Civil rights, increases in women seeking jobs, and increasing integration with and competition from the world economy led to more competitive pressure. Organizations had to painfully restructure, people moved from one job to the other both because of more opportunities and more layoffs. Couples started divorcing more. There was an increase in crime rates around the 70s and 80s. The economy went through many boom and bust periods. So, one could make a case that civil rights legislation and improvement in the position of women were largely responsible for a decrease in happiness. (A position that might be similar to some segments of the conservative movement).
But this is only partially true, and even if so, is meaningless and could be exaggerated in polls. Why? An “organization man”, once settled into a job, when asked whether he is satisfied with his job, isn’t thinking about alternatives much. He’s already settled. So, he may report a high level of satisfaction simply because of that, not because the job provides great pay or great stimulation and satisfaction. Similarly, a woman asked whether she’s happy with her marriage may report higher happiness if the possibility of divorce just hasn’t occurred to her, because such things are looked down upon by society.

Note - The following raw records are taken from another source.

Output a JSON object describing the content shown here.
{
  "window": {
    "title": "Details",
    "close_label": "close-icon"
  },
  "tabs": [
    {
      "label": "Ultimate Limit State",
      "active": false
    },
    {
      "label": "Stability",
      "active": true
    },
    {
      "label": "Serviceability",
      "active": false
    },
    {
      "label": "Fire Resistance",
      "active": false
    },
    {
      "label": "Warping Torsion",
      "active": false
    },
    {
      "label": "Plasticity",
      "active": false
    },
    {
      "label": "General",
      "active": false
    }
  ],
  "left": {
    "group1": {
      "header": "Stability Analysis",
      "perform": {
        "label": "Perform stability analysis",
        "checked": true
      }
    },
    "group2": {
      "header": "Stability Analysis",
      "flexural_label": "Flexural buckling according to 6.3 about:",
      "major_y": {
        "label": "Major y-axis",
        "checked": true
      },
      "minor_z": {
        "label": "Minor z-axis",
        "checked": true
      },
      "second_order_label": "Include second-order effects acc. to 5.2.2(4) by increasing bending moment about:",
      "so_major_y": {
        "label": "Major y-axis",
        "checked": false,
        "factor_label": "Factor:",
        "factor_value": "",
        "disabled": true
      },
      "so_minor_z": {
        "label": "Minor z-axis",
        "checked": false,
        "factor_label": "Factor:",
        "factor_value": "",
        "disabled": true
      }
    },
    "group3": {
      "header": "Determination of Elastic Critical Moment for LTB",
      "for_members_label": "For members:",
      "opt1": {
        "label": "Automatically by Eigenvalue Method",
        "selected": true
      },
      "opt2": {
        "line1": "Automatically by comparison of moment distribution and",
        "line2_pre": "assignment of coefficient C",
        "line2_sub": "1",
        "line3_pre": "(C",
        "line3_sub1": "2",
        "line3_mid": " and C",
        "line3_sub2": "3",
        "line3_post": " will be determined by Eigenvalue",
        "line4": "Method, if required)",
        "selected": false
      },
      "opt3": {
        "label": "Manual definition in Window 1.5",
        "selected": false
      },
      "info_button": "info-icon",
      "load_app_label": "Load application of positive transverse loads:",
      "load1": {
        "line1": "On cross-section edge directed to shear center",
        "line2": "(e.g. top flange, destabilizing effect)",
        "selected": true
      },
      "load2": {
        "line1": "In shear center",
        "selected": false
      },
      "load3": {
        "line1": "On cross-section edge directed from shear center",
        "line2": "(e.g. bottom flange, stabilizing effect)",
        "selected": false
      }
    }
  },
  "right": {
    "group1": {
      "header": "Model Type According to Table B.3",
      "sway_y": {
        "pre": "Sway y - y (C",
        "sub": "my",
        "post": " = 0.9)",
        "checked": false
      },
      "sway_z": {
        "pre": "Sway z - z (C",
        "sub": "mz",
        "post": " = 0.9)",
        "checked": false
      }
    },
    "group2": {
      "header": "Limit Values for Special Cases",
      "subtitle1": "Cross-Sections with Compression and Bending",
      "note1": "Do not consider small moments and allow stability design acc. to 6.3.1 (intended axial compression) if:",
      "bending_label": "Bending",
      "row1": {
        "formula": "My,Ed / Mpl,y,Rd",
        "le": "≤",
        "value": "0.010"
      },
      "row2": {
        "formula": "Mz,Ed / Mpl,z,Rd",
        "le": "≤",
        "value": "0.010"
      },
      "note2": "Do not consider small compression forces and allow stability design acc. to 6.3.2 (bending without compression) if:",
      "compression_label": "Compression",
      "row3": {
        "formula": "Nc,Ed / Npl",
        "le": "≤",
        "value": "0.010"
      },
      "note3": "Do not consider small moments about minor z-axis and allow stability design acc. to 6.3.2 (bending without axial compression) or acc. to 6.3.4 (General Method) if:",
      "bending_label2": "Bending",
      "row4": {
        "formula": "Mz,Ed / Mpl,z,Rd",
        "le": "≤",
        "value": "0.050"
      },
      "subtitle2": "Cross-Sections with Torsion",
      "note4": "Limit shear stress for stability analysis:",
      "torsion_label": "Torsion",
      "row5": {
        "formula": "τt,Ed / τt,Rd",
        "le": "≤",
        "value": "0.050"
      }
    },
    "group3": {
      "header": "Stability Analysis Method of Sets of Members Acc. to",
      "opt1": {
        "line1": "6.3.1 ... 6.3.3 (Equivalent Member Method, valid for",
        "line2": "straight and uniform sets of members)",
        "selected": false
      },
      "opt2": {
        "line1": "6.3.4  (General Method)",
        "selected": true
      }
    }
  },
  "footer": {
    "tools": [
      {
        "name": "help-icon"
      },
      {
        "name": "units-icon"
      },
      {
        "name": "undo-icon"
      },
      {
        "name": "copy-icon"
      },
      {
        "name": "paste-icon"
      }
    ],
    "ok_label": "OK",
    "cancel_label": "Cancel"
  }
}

Finally, self-rating is notoriously difficult for this and other reasons. Asking people whether they are “dissatisfied, satisfied, or very satisfied” with their job does not give meaningful, measurable and comparable results. A person living in non-grinding poverty may feel “satisfied” with life in a third-world country where people around her starve every day. But this same person may be very eager to move to another place that offers a better standard of living. Another person enjoying the higher standard of living may report feeling “dissatisfied”. The real test of who is more satisfied comes by looking at who moves where. Do people from India migrate to the United States, or vice versa? Do people from rural India migrate to urban India, or vice versa?
Finally, Annie’s judgmentalism about what “really matters to us” strikes me as disgusting. What’s wrong with preferring to watch a movie (or a documentary such as Annie’s) all alone rather than spend the evening chatting with friends? What is wrong with a person choosing to slog day and night to become rich (or help society, or become famous, or simply for the stimulation) rather than choose to spend an evening relaxing and admiring nature? The best judge of what “really matters” may be how people voluntarily choose to do stuff, but Annie’s suggestion that for fifty years, people have voluntarily chosen to do stuff that doesn’t really matter to them is too radical to be made without substantial justification.